Here’s the current state of programs supporting Michigan’s 1.7 million caregivers
Like most of the United States, Michigan’s population is aging. Accordingly, the number of unpaid family and informal caregivers—those who support others with tasks related to daily living, such as transportation, feeding, and bathing—has increased substantially over the last three decades.
The AARP Public Policy Institute estimated the economic value of unpaid caregiving at $470 billion in 2017. For reference, this value is greater than all out-of-pocket spending on health care in the U.S. in 2017 ($366 billion) as well as the combined spending from all payers on long-term services and supports, including post-acute care, in 2016 ($366 billion).
While some progress has been made with new policies and programs to support unpaid caregivers, continuous quality improvement can only come by understanding the true reach and efficacy of caregiver support programs.
On behalf of the Michigan Health Endowment Fund, CHRT conducted a scan of Michigan’s caregiver support programs to explore:
- The reach, efficacy, and evidence of these programs, as documented in practical and scholarly literature.

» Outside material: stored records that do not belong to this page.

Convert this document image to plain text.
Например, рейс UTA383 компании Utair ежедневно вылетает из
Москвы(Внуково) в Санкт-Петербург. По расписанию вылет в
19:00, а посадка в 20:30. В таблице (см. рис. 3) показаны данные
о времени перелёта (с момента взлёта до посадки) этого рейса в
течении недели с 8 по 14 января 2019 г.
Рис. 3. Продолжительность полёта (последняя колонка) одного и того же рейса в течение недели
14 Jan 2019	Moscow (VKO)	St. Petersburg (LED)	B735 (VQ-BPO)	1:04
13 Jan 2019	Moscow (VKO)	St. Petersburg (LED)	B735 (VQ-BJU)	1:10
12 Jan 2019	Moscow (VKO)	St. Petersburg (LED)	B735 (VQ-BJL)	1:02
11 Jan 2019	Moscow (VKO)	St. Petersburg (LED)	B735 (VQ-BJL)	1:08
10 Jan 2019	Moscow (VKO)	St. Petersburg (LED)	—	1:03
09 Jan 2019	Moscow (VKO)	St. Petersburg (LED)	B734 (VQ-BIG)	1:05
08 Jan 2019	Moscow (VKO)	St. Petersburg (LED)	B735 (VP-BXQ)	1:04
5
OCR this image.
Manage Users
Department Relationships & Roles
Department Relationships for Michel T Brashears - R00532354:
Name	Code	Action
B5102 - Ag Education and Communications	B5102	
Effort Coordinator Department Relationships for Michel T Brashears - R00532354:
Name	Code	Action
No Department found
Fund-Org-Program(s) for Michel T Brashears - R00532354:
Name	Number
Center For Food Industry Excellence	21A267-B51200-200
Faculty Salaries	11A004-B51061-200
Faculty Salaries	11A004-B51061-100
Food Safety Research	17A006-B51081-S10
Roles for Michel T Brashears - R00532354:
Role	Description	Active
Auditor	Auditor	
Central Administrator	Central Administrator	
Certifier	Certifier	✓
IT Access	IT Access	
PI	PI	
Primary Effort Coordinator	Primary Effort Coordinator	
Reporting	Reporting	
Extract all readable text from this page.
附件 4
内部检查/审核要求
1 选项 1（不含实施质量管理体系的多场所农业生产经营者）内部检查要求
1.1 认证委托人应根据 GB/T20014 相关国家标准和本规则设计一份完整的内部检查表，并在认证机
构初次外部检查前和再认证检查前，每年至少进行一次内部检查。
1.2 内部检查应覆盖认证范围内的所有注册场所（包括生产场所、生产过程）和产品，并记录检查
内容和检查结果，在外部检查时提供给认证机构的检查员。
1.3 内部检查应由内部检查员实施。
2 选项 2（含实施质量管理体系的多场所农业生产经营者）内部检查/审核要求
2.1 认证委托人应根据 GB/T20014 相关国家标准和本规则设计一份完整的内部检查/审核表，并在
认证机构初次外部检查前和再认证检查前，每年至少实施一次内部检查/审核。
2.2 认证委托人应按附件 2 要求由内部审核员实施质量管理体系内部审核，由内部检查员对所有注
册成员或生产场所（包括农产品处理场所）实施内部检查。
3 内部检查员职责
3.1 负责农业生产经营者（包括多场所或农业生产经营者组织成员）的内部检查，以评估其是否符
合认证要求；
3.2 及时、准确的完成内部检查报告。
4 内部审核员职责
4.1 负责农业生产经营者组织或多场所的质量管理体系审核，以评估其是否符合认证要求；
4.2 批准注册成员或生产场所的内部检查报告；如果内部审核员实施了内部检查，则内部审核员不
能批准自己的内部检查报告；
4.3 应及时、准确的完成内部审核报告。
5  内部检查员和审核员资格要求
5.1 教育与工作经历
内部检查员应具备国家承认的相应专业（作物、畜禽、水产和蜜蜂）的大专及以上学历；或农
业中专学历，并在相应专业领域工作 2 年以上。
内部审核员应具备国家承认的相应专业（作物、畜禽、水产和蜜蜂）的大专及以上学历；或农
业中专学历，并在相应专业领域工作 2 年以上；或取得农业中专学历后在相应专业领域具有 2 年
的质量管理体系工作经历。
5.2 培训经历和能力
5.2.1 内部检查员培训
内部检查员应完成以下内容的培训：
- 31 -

- The caregiver population in Michigan and the characteristics of those who do and don’t engage in caregiver support programs.
- The levels of reach and engagement in Michigan-based programs and the capacity of organizations to meet the needs and demands of family and informal caregivers.
- The ways that family and informal support programs could be improved around the state through informed grant making.
This report outlines the most common types of caregiver programs, how they are delivered, their reach, and the barriers they face as they seek to support diverse residents who might benefit from their programs.
The report also lists recommendations for expanding the reach and impact of Michigan’s caregiver programs.
Furthermore, CHRT researchers developed an infographic that outlines some of the most salient data on caregiver demographics, the services and benefits they provide, and the challenges they face within the state’s limited support system.
The infographic also includes important recommendations for supporting Michigan’s caregivers, specific to state legislators, funders, caregiver organizations, and community members.